Si la valorisation des achats de produits de grande consommation est restée très forte en 2021 grâce à un contexte déflationniste depuis de nombreuses années, il ne devrait pas en être de même en 2022. En effet, selon le gouvernement, une augmentation des prix des produits alimentaires de l’ordre de 3% est à attendre. Elle sera visible pleinement dans les rayons des magasins après les négociations commerciales, soit à partir du 2nd trimestre 2022, une première depuis 8 ans.
Lydia Rabine, experte grande consommation chez Kantar Worldpanel France, s’est penchée sur les intentions des consommateurs dans les mois à venir pour pallier cette inflation des prix des produits alimentaires en décryptant les résultats d’une enquête menée auprès de 13 000 foyers.

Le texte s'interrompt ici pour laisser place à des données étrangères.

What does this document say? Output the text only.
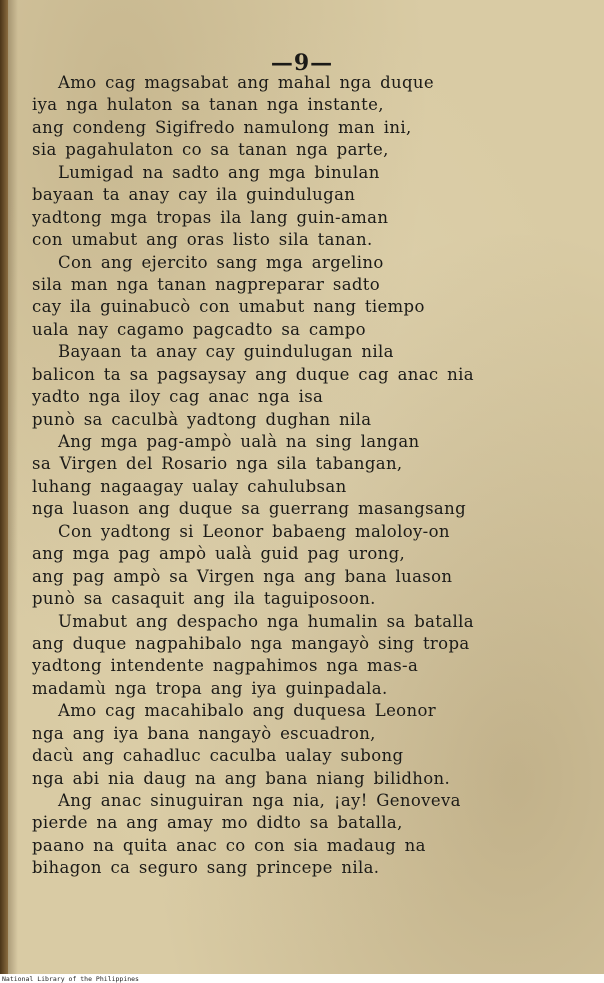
—9—
Amo cag magsabat ang mahal nga duque
iya nga hulaton sa tanan nga instante,
ang condeng Sigifredo namulong man ini,
sia pagahulaton co sa tanan nga parte,
Lumigad na sadto ang mga binulan
bayaan ta anay cay ila guindulugan
yadtong mga tropas ila lang guin-aman
con umabut ang oras listo sila tanan.
Con ang ejercito sang mga argelino
sila man nga tanan nagpreparar sadto
cay ila guinabucò con umabut nang tiempo
uala nay cagamo pagcadto sa campo
Bayaan ta anay cay guindulugan nila
balicon ta sa pagsaysay ang duque cag anac nia
yadto nga iloy cag anac nga isa
punò sa caculbà yadtong dughan nila
Ang mga pag-ampò ualà na sing langan
sa Virgen del Rosario nga sila tabangan,
luhang nagaagay ualay cahulubsan
nga luason ang duque sa guerrang masangsang
Con yadtong si Leonor babaeng maloloy-on
ang mga pag ampò ualà guid pag urong,
ang pag ampò sa Virgen nga ang bana luason
punò sa casaquit ang ila taguiposoon.
Umabut ang despacho nga humalin sa batalla
ang duque nagpahibalo nga mangayò sing tropa
yadtong intendente nagpahimos nga mas-a
madamù nga tropa ang iya guinpadala.
Amo cag macahibalo ang duquesa Leonor
nga ang iya bana nangayò escuadron,
dacù ang cahadluc caculba ualay subong
nga abi nia daug na ang bana niang bilidhon.
Ang anac sinuguiran nga nia, ¡ay! Genoveva
pierde na ang amay mo didto sa batalla,
paano na quita anac co con sia madaug na
bihagon ca seguro sang princepe nila.
National Library of the Philippines
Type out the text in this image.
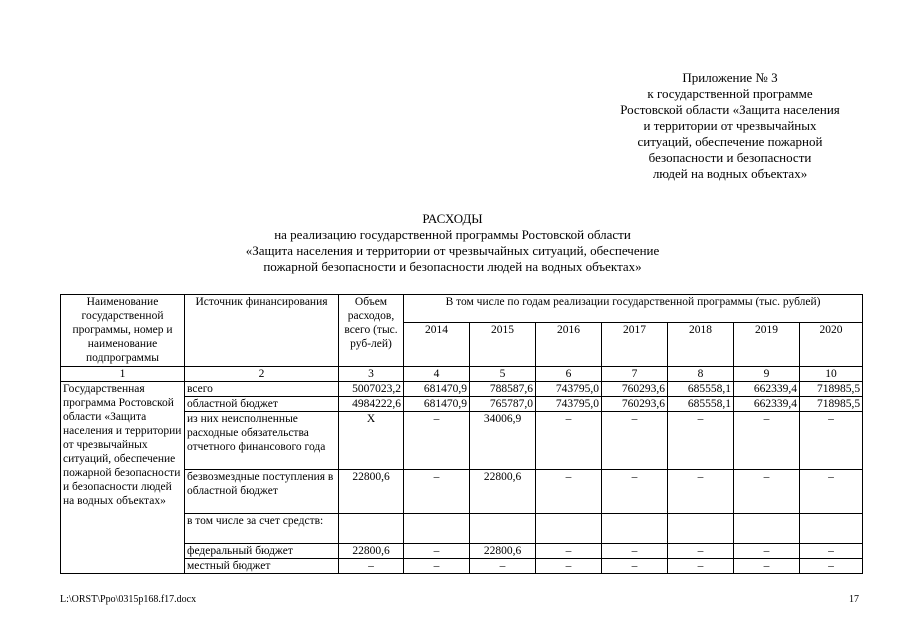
Приложение № 3
к государственной программе
Ростовской области «Защита населения
и территории от чрезвычайных
ситуаций, обеспечение пожарной
безопасности и безопасности
людей на водных объектах»
РАСХОДЫ
на реализацию государственной программы Ростовской области
«Защита населения и территории от чрезвычайных ситуаций, обеспечение
пожарной безопасности и безопасности людей на водных объектах»
Наименование государственной программы, номер и наименование подпрограммы	Источник финансирования	Объем расходов, всего (тыс. руб-лей)	В том числе по годам реализации государственной программы (тыс. рублей)						
			2014	2015	2016	2017	2018	2019	2020
1	2	3	4	5	6	7	8	9	10
Государственная программа Ростовской области «Защита населения и территории от чрезвычайных ситуаций, обеспечение пожарной безопасности и безопасности людей на водных объектах»	всего	5007023,2	681470,9	788587,6	743795,0	760293,6	685558,1	662339,4	718985,5
	областной бюджет	4984222,6	681470,9	765787,0	743795,0	760293,6	685558,1	662339,4	718985,5
	из них неисполненные расходные обязательства отчетного финансового года	Х	–	34006,9	–	–	–	–	–
	безвозмездные поступления в областной бюджет	22800,6	–	22800,6	–	–	–	–	–
	в том числе за счет средств:								
	федеральный бюджет	22800,6	–	22800,6	–	–	–	–	–
	местный бюджет	–	–	–	–	–	–	–	–
L:\ORST\Ppo\0315p168.f17.docx	17
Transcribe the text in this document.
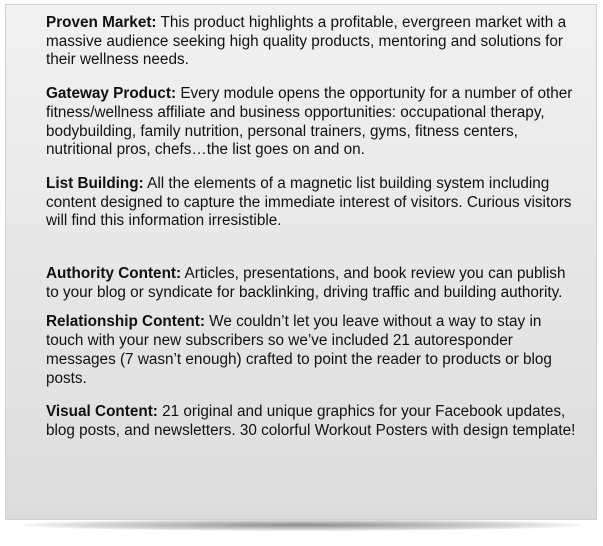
Proven Market: This product highlights a profitable, evergreen market with a massive audience seeking high quality products, mentoring and solutions for their wellness needs.

Gateway Product: Every module opens the opportunity for a number of other fitness/wellness affiliate and business opportunities: occupational therapy, bodybuilding, family nutrition, personal trainers, gyms, fitness centers, nutritional pros, chefs…the list goes on and on.

List Building: All the elements of a magnetic list building system including content designed to capture the immediate interest of visitors. Curious visitors will find this information irresistible.

Authority Content: Articles, presentations, and book review you can publish to your blog or syndicate for backlinking, driving traffic and building authority.

Relationship Content: We couldn’t let you leave without a way to stay in touch with your new subscribers so we’ve included 21 autoresponder messages (7 wasn’t enough) crafted to point the reader to products or blog posts.

Visual Content: 21 original and unique graphics for your Facebook updates, blog posts, and newsletters. 30 colorful Workout Posters with design template!
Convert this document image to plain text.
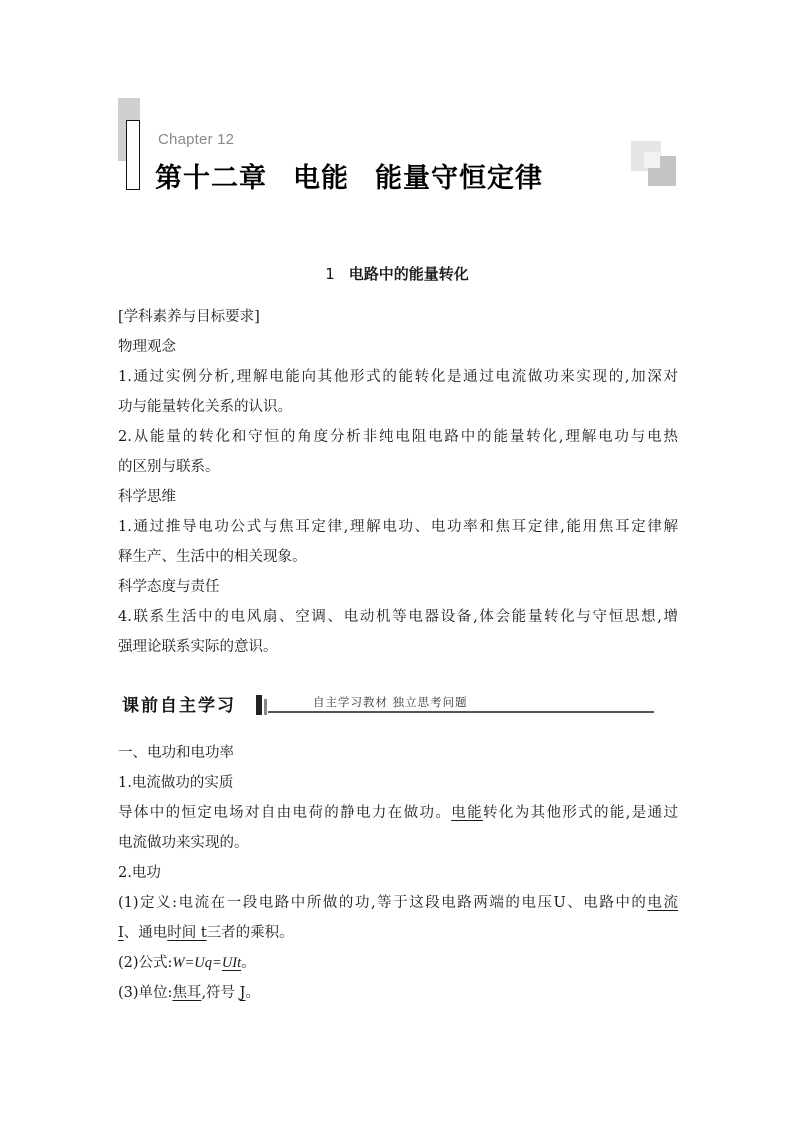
Chapter 12
第十二章 电能 能量守恒定律
1 电路中的能量转化
[学科素养与目标要求]
物理观念
1.通过实例分析,理解电能向其他形式的能转化是通过电流做功来实现的,加深对
功与能量转化关系的认识。
2.从能量的转化和守恒的角度分析非纯电阻电路中的能量转化,理解电功与电热
的区别与联系。
科学思维
1.通过推导电功公式与焦耳定律,理解电功、电功率和焦耳定律,能用焦耳定律解
释生产、生活中的相关现象。
科学态度与责任
4.联系生活中的电风扇、空调、电动机等电器设备,体会能量转化与守恒思想,增
强理论联系实际的意识。
课前自主学习	自主学习教材 独立思考问题
一、电功和电功率
1.电流做功的实质
导体中的恒定电场对自由电荷的静电力在做功。电能转化为其他形式的能,是通过
电流做功来实现的。
2.电功
(1)定义:电流在一段电路中所做的功,等于这段电路两端的电压U、电路中的电流
I、通电时间 t三者的乘积。
(2)公式:W=Uq=UIt。
(3)单位:焦耳,符号 J。
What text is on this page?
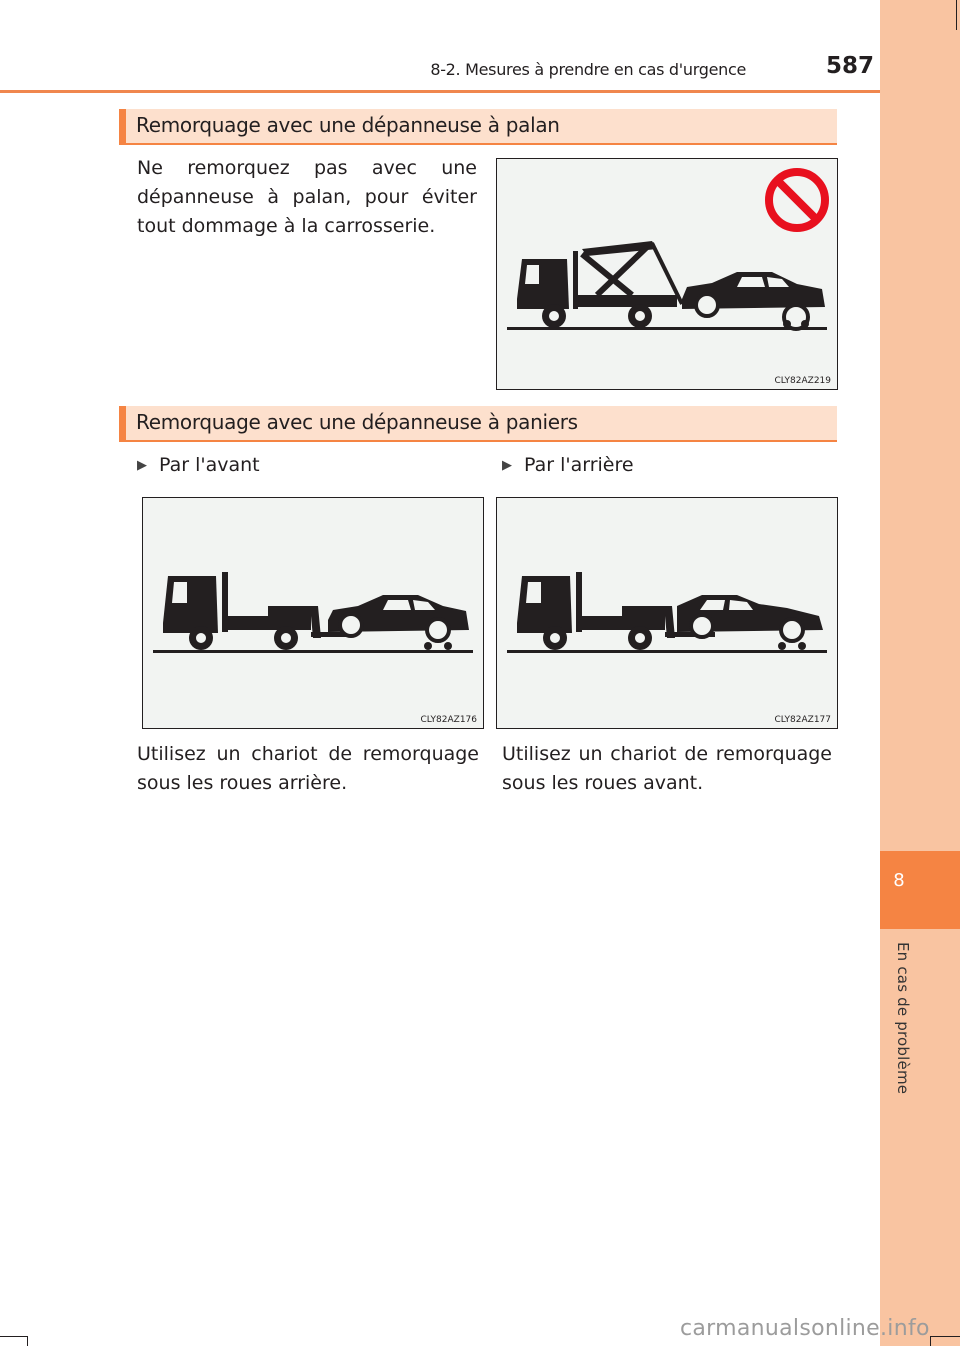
8
En cas de problème
8-2. Mesures à prendre en cas d'urgence	587
Remorquage avec une dépanneuse à palan
Ne remorquez pas avec une dépanneuse à palan, pour éviter tout dommage à la carrosserie.
CLY82AZ219
Remorquage avec une dépanneuse à paniers
▶ Par l'avant	▶ Par l'arrière
CLY82AZ176	CLY82AZ177
Utilisez un chariot de remorquage sous les roues arrière.
Utilisez un chariot de remorquage sous les roues avant.
carmanualsonline.info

Comment les Français envisagent de réorienter leurs choix de consommation à l’aune de l’inflation ?
Cette enquête nous montre que c’est le poste alimentaire qui risque de subir les plus forts arbitrages. En effet, en tête des solutions les plus intentionnées par les foyers Français, l’on retrouve :
- 46% envisagent de réduire le gaspillage alimentaire : une solution jugée pratique, économique et écologique (rayons DLC courtes, paniers anti-gaspi, doggy-bag en restauration, applications anti-gaspi, vrac ou encore box à cuisiner)
- 44% souhaitent privilégier le Fait-Maison : une alternative économique bien connue qui avait déjà été privilégiée lors de la crise inflationniste de 2008 (cuisiner oui, mais plus rapidement et varié)
- 38% des Français restent pragmatiques et envisagent d’acheter davantage sous promotion
- Les consommateurs ont également l’intention de se rendre dans les magasins les moins chers près de chez eux. Lidl, Aldi, Leclerc, ITM, U voire Carrefour - qui s’est beaucoup amélioré sur son image prix - devraient avoir le vent en poupe en 2022.
- En revanche, Kantar n’observe pas de volonté marquée de s’orienter vers les Marques De Distributeurs. Les Marques nationales bénéficient d’un capital confiance en hausse (58,9% des Français disent faire confiance aux grandes marques soit +2,5 pts vs 2020) et d’un positionnement prix favorable à date (promotion et moins d’inflation à date).
Côté non alimentaire, les Français souhaitent avant tout faire attention à leur consommation énergétique (3ème solution citée) puis envisagent de réduire leurs dépenses en restauration (31% d’entre eux, 7ème position) ainsi que de vêtements (30% d’entre eux, 8ème position). Les Français semblent, en revanche, moins enclins à réduire l’utilisation de leur voiture malgré les hausses de prix du carburant largement médiatisées (seulement 27% des Français l’envisagent).
Risque de déclassement pour une partie de la population et arbitrage plus drastique
Selon Lydia Rabine, «Si cette étude montre que les leviers envisagés par les consommateurs sont sensiblement différents de ceux de 2008 et illustrent bien l’avènement d’un nouveau modèle de consommation, il ne faut pas occulter un risque sérieux de fragilisation et de déclassement d’une certaine partie de la population. »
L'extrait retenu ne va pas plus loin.